M. le président. La parole est à M. Jean-Claude Peyronnet.

M. Jean-Claude Peyronnet. Je me félicite que M. Bussereau vienne jusqu'à Limoges pour cette signature et je serai ravi d'être à ses côtés.

Monsieur le ministre, je connaissais déjà une part importante de la réponse que vous venez de me faire : si M. Bussereau a eu la délicatesse d'en modifier la forme, le fond est resté le même, ce qui est heureux, d'ailleurs, car mieux vaut se répéter que se contredire ! Mais je ne suis pas complètement convaincu et je reste inquiet.

Je comprends bien que, dans l'immédiat, le CNASEA va voir son action renforcée, mais, à partir de 2013, selon ce qui a été voté à l'automne dernier, il n'y aura plus qu'un organisme unique. Autour duquel des deux organismes existants, le CNASEA et l'agence unique de paiement, se construira le nouvel organisme ? Telle est ma question, et je la reposerai, à M. Bussereau ou à d'autres, lorsque le moment sera venu.

Il s'agit en effet d'une décision politique, car chacun connaît la qualité, y compris en matière de sécurité, du travail effectué par le CNASEA. Il suffirait donc de décider que c'est bien lui qui sera, en 2013, l'organisme unique chargé d'assurer le paiement de l'ensemble des aides en question.

Suivi médical des salariés en application de la circulaire relative à la réforme de la médecine du travail

M. le président. La parole est à Mme Marie-Thérèse Hermange, auteur de la question n° 898, adressée à M. le ministre de l'emploi, de la cohésion sociale et du logement.

Mme Marie-Thérèse Hermange. Je vous remercie, monsieur Larcher, d'être venu en personne répondre à cette question sur la réforme de la médecine du travail.

Votre ministère, le 7 avril 2005, a publié une circulaire relative à la médecine du travail. Ladite circulaire introduit, dans son chapitre II, une notion qui m'a un peu surprise, tout en étant compréhensible, celle de suivi médical des salariés au prorata de leur temps de travail et en fonction de leur type de contrat de travail.

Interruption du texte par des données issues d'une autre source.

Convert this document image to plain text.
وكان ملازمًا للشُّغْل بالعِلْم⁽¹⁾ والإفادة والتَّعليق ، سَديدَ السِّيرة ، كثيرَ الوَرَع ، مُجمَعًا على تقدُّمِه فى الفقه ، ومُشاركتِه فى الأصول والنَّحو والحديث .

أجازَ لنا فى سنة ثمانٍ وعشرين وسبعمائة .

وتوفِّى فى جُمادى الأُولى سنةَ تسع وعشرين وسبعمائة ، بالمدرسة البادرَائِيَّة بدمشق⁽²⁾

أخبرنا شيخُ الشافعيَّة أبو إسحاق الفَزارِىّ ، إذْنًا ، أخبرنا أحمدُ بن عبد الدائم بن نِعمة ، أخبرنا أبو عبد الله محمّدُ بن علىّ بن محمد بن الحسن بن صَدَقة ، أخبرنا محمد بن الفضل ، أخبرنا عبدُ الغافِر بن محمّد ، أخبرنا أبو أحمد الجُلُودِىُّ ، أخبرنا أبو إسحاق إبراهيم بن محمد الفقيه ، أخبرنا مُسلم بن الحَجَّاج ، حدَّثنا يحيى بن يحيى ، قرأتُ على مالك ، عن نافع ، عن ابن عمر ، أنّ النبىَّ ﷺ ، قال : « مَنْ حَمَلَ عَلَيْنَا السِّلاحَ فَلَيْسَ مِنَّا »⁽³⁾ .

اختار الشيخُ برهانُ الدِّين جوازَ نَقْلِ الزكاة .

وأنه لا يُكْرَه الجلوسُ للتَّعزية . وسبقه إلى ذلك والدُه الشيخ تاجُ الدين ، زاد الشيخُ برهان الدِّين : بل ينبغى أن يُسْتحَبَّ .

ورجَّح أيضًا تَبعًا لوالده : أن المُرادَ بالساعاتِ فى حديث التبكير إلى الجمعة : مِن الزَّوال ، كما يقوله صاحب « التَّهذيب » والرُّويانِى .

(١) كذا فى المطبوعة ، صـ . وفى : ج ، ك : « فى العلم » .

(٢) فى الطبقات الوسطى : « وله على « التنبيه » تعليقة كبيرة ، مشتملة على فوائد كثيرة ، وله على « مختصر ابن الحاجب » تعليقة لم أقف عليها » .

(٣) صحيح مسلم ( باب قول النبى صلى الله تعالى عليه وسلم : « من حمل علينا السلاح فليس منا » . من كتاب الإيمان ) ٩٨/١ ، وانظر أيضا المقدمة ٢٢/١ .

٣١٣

Ainsi, selon cette conception, dans les entreprises où les salariés travaillant sous contrat précaire se succèdent sur le même poste, certains ne sont plus du tout comptabilisés dans l'effectif du médecin, tandis que ceux qui travaillent sous CDI à temps partiel ou qui n'ont travaillé que quelques mois ne comptent que pour un pourcentage infime. Dans ces conditions, un certain nombre de salariés en situation de précarité sont exclus a priori du suivi médical.

Représentant le Sénat au sein du Comité national d'éthique, qui a été interpellé sur ce sujet par un courrier, j'ai souhaité, à l'occasion de cette séance de questions orales, vous interroger à mon tour, monsieur le ministre, car si la mesure préconisée ne fait pas réellement obstacle au suivi médical spécifique, la précarité peut, elle, rendre difficile l'application de la circulaire, dont, après tout, vous n'avez peut-être pas eu connaissance... (Sourires.)

M. le président. La parole est à M. le ministre délégué.

M. Gérard Larcher, ministre délégué à l'emploi, au travail et à l'insertion professionnelle des jeunes. Madame la sénatrice, rassurez-vous, je suis au courant des circulaires qui sont publiées par mon ministère et notamment de celle-ci, puisque je préside moi-même la commission qui suit les dispositions concernant la médecine du travail.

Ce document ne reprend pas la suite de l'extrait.